Page MenuHomePhabricator

CX2: Tracking categories have frequent false positives
Closed, ResolvedPublic

Description

Translations that are published with paragraphs containing too much unmodified content (80% of Machine translation or 60% of source content) are published in a tracking category for the community to review (T211763, T190798).

Tracking categories for Italian and German Wikipedias include several articles. Since there is no machine translation for these languages, one would expect these articles to be published with some content in the source language. However inspecting the initial version of those articles they don't seem to have visible unmodified content (example).

We need to investigate why these false positives are happening (is user typed content counted as unmodified? are some wikitext elements counted as unmodified?..) and fix the issue to make sure that the content in those tacking categories is relevant.

Details

Related Gerrit Patches:
mediawiki/extensions/ContentTranslation : masterExclude references list from MT abuse checking
mediawiki/extensions/ContentTranslation : masterUse source section as unmodified MT while restoring sections
mediawiki/extensions/ContentTranslation : masterSkip issues marked as resolved when searching for MT abuse issues

Event Timeline

Restricted Application added a subscriber: Aklapper. · View Herald TranscriptFeb 8 2019, 9:18 AM
Pginer-WMF triaged this task as High priority.Feb 8 2019, 9:19 AM
Pginer-WMF moved this task from Needs Triage to CX2 on the ContentTranslation board.
Elitre added a subscriber: Elitre.Feb 8 2019, 11:28 AM

The tracking category on French Wikipedia seems that also accumulates articles that were apparently published without issues.

We need to investigate why these false positives are happening (is user typed content counted as unmodified?

At some point, the content typed/copied&pasted by a user was not recognized as a modified content. The issue was addressed and publishing was successful for such cases, but whether the category "Pages with unreviewed machine translation" is applied or not was not checked.

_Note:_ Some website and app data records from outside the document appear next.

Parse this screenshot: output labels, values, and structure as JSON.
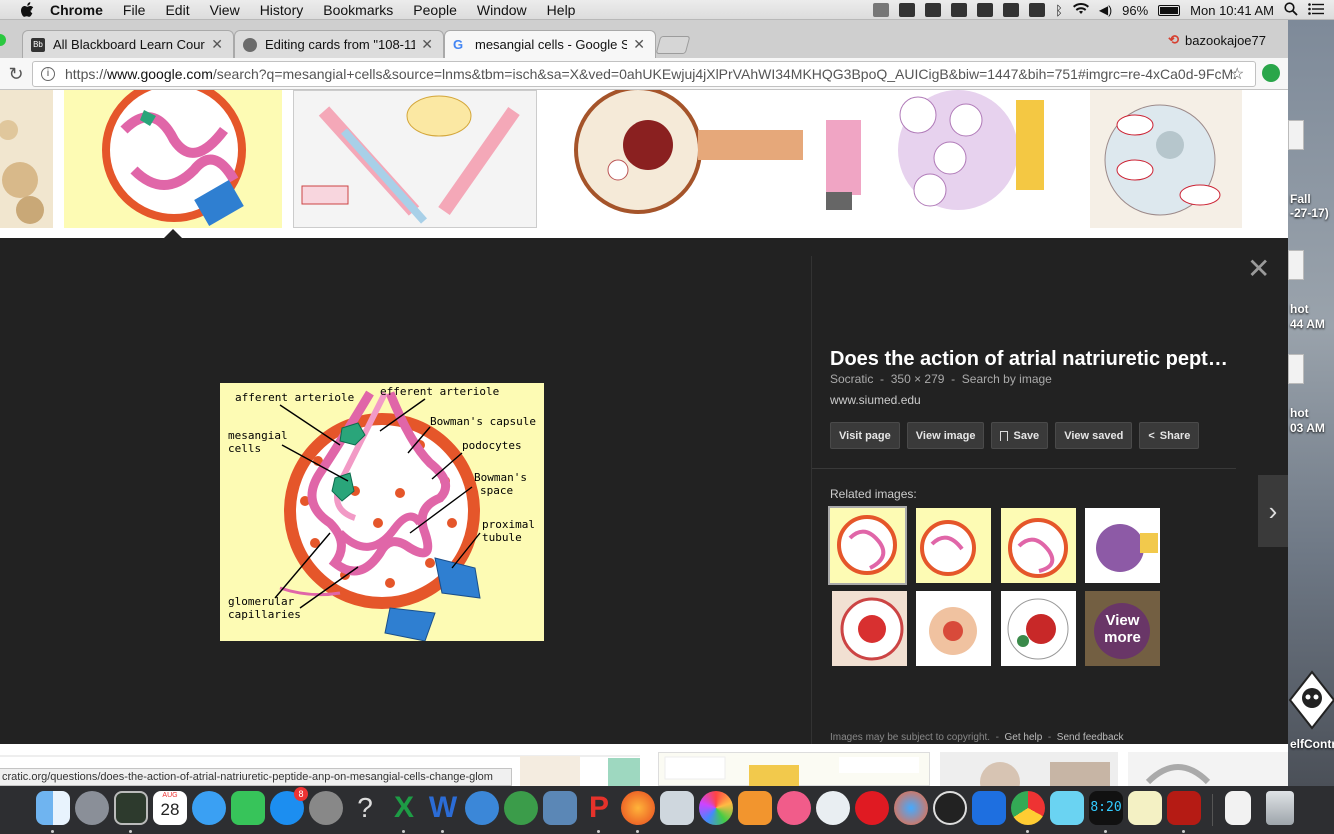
{
  "menubar": {
    "app": "Chrome",
    "menus": [
      "File",
      "Edit",
      "View",
      "History",
      "Bookmarks",
      "People",
      "Window",
      "Help"
    ],
    "battery": "96%",
    "clock": "Mon 10:41 AM"
  },
  "tabs": [
    {
      "title": "All Blackboard Learn Courses -",
      "favicon_color": "#333333"
    },
    {
      "title": "Editing cards from \"108-117\"",
      "favicon_color": "#6b6b6b"
    },
    {
      "title": "mesangial cells - Google Searc",
      "favicon_color": "#4285f4"
    }
  ],
  "profile": "bazookajoe77",
  "address": {
    "scheme": "https://",
    "domain": "www.google.com",
    "path": "/search?q=mesangial+cells&source=lnms&tbm=isch&sa=X&ved=0ahUKEwjuj4jXlPrVAhWI34MKHQG3BpoQ_AUICigB&biw=1447&bih=751#imgrc=re-4xCa0d-9FcM:"
  },
  "main_image": {
    "labels": {
      "afferent": "afferent arteriole",
      "efferent": "efferent arteriole",
      "mesangial": "mesangial\ncells",
      "capsule": "Bowman's capsule",
      "podocytes": "podocytes",
      "space": "Bowman's\nspace",
      "proximal": "proximal\ntubule",
      "glomerular": "glomerular\ncapillaries"
    }
  },
  "info": {
    "title": "Does the action of atrial natriuretic pepti...",
    "source": "Socratic",
    "dims": "350 × 279",
    "search_by_image": "Search by image",
    "url": "www.siumed.edu",
    "buttons": {
      "visit": "Visit page",
      "view_image": "View image",
      "save": "Save",
      "view_saved": "View saved",
      "share": "Share"
    },
    "related_label": "Related images:",
    "view_more": "View\nmore",
    "footer_copyright": "Images may be subject to copyright.",
    "footer_help": "Get help",
    "footer_feedback": "Send feedback"
  },
  "status_url": "cratic.org/questions/does-the-action-of-atrial-natriuretic-peptide-anp-on-mesangial-cells-change-glom",
  "desktop": {
    "labels": [
      "Fall",
      "-27-17)",
      "hot",
      "44 AM",
      "hot",
      "03 AM",
      "elfContr"
    ]
  },
  "dock": {
    "calendar_month": "AUG",
    "calendar_day": "28",
    "badge": "8",
    "clock": "8:20"
  }
}
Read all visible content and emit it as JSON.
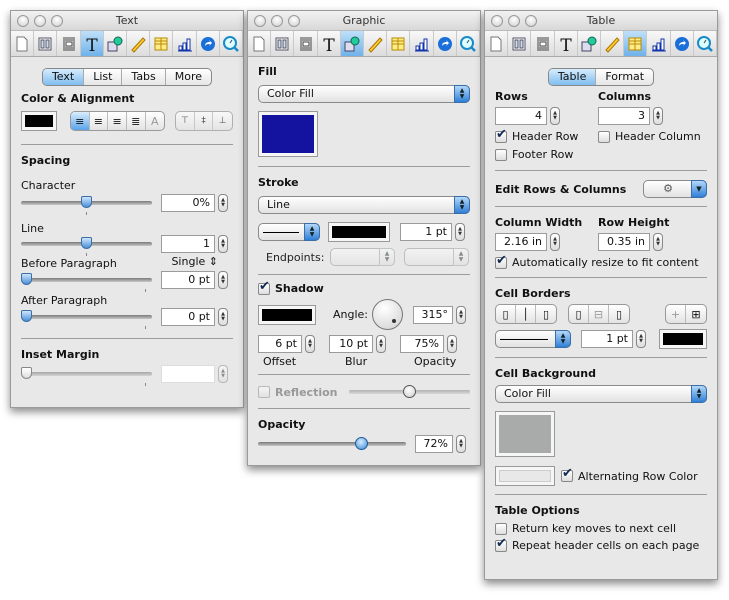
{
  "toolbar_icons": [
    "document-icon",
    "layout-icon",
    "wrap-icon",
    "text-icon",
    "graphic-icon",
    "metrics-icon",
    "table-icon",
    "chart-icon",
    "link-icon",
    "quicktime-icon"
  ],
  "text_window": {
    "title": "Text",
    "tabs": [
      "Text",
      "List",
      "Tabs",
      "More"
    ],
    "active_tab": "Text",
    "color_alignment_header": "Color & Alignment",
    "text_color": "#000000",
    "spacing_header": "Spacing",
    "character_label": "Character",
    "character_value": "0%",
    "character_slider": 0.5,
    "line_label": "Line",
    "line_value": "1",
    "line_slider": 0.5,
    "line_mode": "Single",
    "before_paragraph_label": "Before Paragraph",
    "before_paragraph_value": "0 pt",
    "after_paragraph_label": "After Paragraph",
    "after_paragraph_value": "0 pt",
    "inset_margin_header": "Inset Margin",
    "inset_margin_value": ""
  },
  "graphic_window": {
    "title": "Graphic",
    "fill_header": "Fill",
    "fill_type": "Color Fill",
    "fill_color": "#13139f",
    "stroke_header": "Stroke",
    "stroke_type": "Line",
    "stroke_color": "#000000",
    "stroke_width": "1 pt",
    "endpoints_label": "Endpoints:",
    "shadow_label": "Shadow",
    "shadow_checked": true,
    "shadow_color": "#000000",
    "angle_label": "Angle:",
    "angle_value": "315°",
    "offset_value": "6 pt",
    "offset_label": "Offset",
    "blur_value": "10 pt",
    "blur_label": "Blur",
    "shadow_opacity_value": "75%",
    "shadow_opacity_label": "Opacity",
    "reflection_label": "Reflection",
    "reflection_checked": false,
    "reflection_slider": 0.5,
    "opacity_header": "Opacity",
    "opacity_value": "72%",
    "opacity_slider": 0.72
  },
  "table_window": {
    "title": "Table",
    "tabs": [
      "Table",
      "Format"
    ],
    "active_tab": "Table",
    "rows_label": "Rows",
    "rows_value": "4",
    "columns_label": "Columns",
    "columns_value": "3",
    "header_row_label": "Header Row",
    "header_row_checked": true,
    "header_column_label": "Header Column",
    "header_column_checked": false,
    "footer_row_label": "Footer Row",
    "footer_row_checked": false,
    "edit_rows_columns_label": "Edit Rows & Columns",
    "column_width_label": "Column Width",
    "column_width_value": "2.16 in",
    "row_height_label": "Row Height",
    "row_height_value": "0.35 in",
    "auto_resize_label": "Automatically resize to fit content",
    "auto_resize_checked": true,
    "cell_borders_header": "Cell Borders",
    "border_width": "1 pt",
    "border_color": "#000000",
    "cell_background_header": "Cell Background",
    "cell_background_type": "Color Fill",
    "cell_background_color": "#a9abaa",
    "alternating_row_label": "Alternating Row Color",
    "alternating_row_checked": true,
    "alternating_row_color": "#e8e8e8",
    "table_options_header": "Table Options",
    "return_key_label": "Return key moves to next cell",
    "return_key_checked": false,
    "repeat_header_label": "Repeat header cells on each page",
    "repeat_header_checked": true
  }
}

Change 490533 had a related patch set uploaded (by Petar.petkovic; owner: Petar.petkovic):
[mediawiki/extensions/ContentTranslation@master] Use source section as unmodified MT while restoring sections

https://gerrit.wikimedia.org/r/490533

Since there is no machine translation for these languages, "Copy original content" is used as the default option.
Determining how much content has changed works the same for "Copy original content" as for any other MT option, but problem lies in how we store unmodified MT in parallel corpora and later restore the drafts. When Apertium is used, addition of every paragraph creates two parallel corpora entries: one for unmodified Apertium translation and the second for source paragraph. When user makes any change, third entry is created for user's translation. Same applies for other MT engines as well. When "Start with an empty paragraph" is used, three records are saved as well, for source, user and scratch (unmodified MT).
However, when "Copy original content" is used, only source paragraph and user translation are saved in parallel corpora. This is not a problem in the initial translation session, as content adapted from source is considered as unmodified MT in the first session. But, when translation is restored, paragraph saved as user translation in parallel corpora gets treated as unmodified MT, so when section is restored and compared to that unmodified MT, it will always be treated as 100% MT, because those two are the same.

For this reason, I think the majority of these issues were caused by the improper treatment of data when draft is loaded again. The user is likely prompted with a warning (T190036) and has the option to mark all the warnings as resolved (T198188), but this needs to be fixed.

After this particular problem is fixed, there may need to be some further investigations if there are some other causes of false positives.

Change 494206 had a related patch set uploaded (by Petar.petkovic; owner: Petar.petkovic):
[mediawiki/extensions/ContentTranslation@master] Skip issues marked as resolved when searching for MT abuse issues

https://gerrit.wikimedia.org/r/494206

Thanks to @Nikerabbit's comments, I found another very possible reason that tracking categories includes articles that don't show signs of MT unmodified text. MT abuse warnings that are not resolved by editing, but only marked as resolved, are included in search for any section that has MT abuse warning. Since we only need one MT abuse warning in any section to publish article under the tracking category, this can be another likely reason behind the false positives.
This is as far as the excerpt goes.